From a scientific point-of-view, this is a discovery that needs further confirmation. One possible contention would be the possibility of detecting signals of other unknown compounds that are similar to phosphine. In fact, in an interview with National Geographic, ALMA Observatory scientist, Dr. John Carpenter expressed skepticism for the “faint signal” and lack of “multiple fingerprints” to support the identification of the molecule. Similar caution was expressed by Dr. Paul B. Rimmer, who co-authored the original Nature Astronomy article.

As Dr. Rimmer says, “ There’s too much we just don’t know”.

There are indeed many questions here. As Swamidass, puts it in the Panda’s Thumb,

Was the phosphine, in the end, produced by something other than life? Is there any combination of geological and chemical processes, perhaps with input from meteorites, that could produce phosphine on an ongoing basis?

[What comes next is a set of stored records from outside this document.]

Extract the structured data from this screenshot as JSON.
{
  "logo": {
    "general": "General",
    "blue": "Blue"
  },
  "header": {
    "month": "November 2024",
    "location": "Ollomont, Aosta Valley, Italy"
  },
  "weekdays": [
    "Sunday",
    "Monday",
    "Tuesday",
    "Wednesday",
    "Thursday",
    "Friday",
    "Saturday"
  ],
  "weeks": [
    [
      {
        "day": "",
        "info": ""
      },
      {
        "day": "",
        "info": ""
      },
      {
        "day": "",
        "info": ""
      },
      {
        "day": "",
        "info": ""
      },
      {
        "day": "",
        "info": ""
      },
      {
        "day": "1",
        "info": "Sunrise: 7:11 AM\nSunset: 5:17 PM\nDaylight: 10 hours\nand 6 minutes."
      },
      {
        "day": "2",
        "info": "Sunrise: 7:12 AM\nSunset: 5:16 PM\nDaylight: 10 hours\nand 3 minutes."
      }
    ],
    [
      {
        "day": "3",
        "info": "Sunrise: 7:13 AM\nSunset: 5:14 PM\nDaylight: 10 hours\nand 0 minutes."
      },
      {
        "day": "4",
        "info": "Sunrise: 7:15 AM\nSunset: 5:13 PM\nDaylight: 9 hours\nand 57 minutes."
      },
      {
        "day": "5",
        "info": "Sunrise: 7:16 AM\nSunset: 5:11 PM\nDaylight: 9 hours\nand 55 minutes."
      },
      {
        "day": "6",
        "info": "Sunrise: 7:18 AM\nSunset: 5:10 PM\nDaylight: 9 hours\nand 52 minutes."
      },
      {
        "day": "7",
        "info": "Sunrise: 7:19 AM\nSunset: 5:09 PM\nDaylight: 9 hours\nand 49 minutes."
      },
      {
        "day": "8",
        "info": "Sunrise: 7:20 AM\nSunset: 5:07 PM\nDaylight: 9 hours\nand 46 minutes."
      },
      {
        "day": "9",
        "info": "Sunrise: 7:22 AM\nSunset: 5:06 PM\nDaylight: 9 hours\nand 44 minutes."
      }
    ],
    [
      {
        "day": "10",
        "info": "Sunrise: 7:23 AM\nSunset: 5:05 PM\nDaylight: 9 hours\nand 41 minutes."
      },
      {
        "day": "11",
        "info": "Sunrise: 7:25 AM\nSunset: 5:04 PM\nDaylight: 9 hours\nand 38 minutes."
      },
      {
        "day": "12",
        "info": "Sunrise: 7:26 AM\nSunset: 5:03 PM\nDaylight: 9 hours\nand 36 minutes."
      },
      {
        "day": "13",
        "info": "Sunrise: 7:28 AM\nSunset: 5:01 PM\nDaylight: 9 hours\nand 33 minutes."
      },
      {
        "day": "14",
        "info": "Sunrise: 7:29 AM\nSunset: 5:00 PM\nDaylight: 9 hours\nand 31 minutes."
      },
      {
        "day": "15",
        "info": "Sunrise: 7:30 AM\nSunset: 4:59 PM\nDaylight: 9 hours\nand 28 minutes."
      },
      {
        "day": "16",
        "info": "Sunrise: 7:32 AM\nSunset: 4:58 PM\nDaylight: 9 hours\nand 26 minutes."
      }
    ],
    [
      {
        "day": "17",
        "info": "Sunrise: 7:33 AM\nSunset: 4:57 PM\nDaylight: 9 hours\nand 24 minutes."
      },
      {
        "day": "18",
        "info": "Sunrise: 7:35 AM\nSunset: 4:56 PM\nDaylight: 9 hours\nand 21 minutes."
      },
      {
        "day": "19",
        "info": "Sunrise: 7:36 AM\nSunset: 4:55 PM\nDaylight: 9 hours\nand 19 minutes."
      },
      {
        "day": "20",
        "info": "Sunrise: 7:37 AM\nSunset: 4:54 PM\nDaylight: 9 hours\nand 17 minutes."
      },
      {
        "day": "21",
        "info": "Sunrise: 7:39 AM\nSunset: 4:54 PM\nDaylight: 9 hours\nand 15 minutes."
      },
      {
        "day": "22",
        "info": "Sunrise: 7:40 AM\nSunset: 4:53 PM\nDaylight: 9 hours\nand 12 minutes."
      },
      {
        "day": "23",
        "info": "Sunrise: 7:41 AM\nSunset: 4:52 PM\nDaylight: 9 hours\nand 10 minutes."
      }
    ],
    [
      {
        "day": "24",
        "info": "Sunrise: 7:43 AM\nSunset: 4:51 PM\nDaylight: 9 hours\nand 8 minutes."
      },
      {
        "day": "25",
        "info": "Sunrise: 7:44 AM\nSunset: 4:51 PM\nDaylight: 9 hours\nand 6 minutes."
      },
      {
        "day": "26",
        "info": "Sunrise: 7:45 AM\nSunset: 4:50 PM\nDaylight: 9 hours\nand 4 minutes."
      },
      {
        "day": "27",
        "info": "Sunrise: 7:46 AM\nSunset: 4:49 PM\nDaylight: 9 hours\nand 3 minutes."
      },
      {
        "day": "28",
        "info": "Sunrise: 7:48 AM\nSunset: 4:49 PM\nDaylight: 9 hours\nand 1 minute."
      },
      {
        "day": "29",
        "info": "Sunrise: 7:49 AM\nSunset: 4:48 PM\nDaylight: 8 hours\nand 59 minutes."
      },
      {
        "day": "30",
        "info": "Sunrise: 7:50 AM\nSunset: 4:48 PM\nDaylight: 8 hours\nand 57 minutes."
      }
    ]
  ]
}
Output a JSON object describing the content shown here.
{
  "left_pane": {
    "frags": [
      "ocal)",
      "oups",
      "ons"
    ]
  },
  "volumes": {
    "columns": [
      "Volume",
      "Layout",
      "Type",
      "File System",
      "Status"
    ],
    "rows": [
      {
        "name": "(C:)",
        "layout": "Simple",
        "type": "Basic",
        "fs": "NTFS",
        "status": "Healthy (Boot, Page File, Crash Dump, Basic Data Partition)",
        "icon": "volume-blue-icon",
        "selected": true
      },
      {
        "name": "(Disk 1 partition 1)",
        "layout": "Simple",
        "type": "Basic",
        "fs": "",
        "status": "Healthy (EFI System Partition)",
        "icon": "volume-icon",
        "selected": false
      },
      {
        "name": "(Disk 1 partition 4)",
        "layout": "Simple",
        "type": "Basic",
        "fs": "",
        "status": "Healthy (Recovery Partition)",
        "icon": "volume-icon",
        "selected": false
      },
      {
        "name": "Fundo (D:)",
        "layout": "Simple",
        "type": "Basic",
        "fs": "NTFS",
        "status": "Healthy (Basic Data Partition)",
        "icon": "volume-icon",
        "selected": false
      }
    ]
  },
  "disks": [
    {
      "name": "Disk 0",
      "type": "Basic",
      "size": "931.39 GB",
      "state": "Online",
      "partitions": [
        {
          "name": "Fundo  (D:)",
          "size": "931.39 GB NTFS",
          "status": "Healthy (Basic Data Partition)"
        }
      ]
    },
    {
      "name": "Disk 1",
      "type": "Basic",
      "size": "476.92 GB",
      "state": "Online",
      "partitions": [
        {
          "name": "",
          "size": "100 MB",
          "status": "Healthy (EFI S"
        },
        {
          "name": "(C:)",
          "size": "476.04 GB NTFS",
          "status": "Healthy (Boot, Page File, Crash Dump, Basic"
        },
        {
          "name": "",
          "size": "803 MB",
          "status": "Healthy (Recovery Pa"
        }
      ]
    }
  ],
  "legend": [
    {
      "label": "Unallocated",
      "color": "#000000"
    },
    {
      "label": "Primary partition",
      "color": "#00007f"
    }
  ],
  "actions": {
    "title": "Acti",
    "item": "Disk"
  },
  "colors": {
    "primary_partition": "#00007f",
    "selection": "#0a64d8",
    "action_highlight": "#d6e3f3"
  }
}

Or is this really life? Did that life first arise when Venus had oceans, and then move to the skies? Was life seeded in Venus by probes in the 1970s and 80s sent from Earth? How similar or different will these microbes be than those found on Earth?

Or was it the most mundane of all options? Could there be an error in the detection? Is there another chemical that absorbs light at the same wavelength? Was there some other technical loophole that misleads us here?

Questions like these are surely going to shape research going forward. Perhaps we have put too much focus on Mars, to the detriment of exploring other worlds. What will a mission to Venus tell us about these questions? Would it be possible to return samples of those sulfuric clouds to Earth?

The Meaning of Venus

Image of a habitable Venus in the past.

Returning our attention to Venus has other lessons for us. “ Venus used to be as fit for life as earth,” with oceans and an environment much like ours. This should remind us,  Dr. Grinspoon has said, to “be good stewards of Earth”. He notes, “we will never fully understand our planet, or our own role in its evolution, in a vacuum. We need a point of comparison. Venus provides one. It is a natural laboratory to test our models and hone our understanding of extreme climate change.”

Astrophysicist, Dr. Paul M. Sutter sees Venus as a dire warning for us: “Venus became a runaway greenhouse with all the water dumped into the atmosphere trapping as much heat as possible, with the surface temperatures continuing to skyrocket,” he said, “And here’s the worst part about the story of Earth’s twisted sister. This is our fate, too.” Dr. Carolin Crawford from the University of Cambridge has explained how Earth and Venus share the same origin, yet different outcomes: “we started off with the same initial condition(s) and the paths of the two planets diverged incredibly”.  

Phosphine gas on Venus presents us with a mystery then, and it directs our attention back to Venus. We don’t have all the answers yet, and it might be the “ glory of kings to seek [this] matter out.”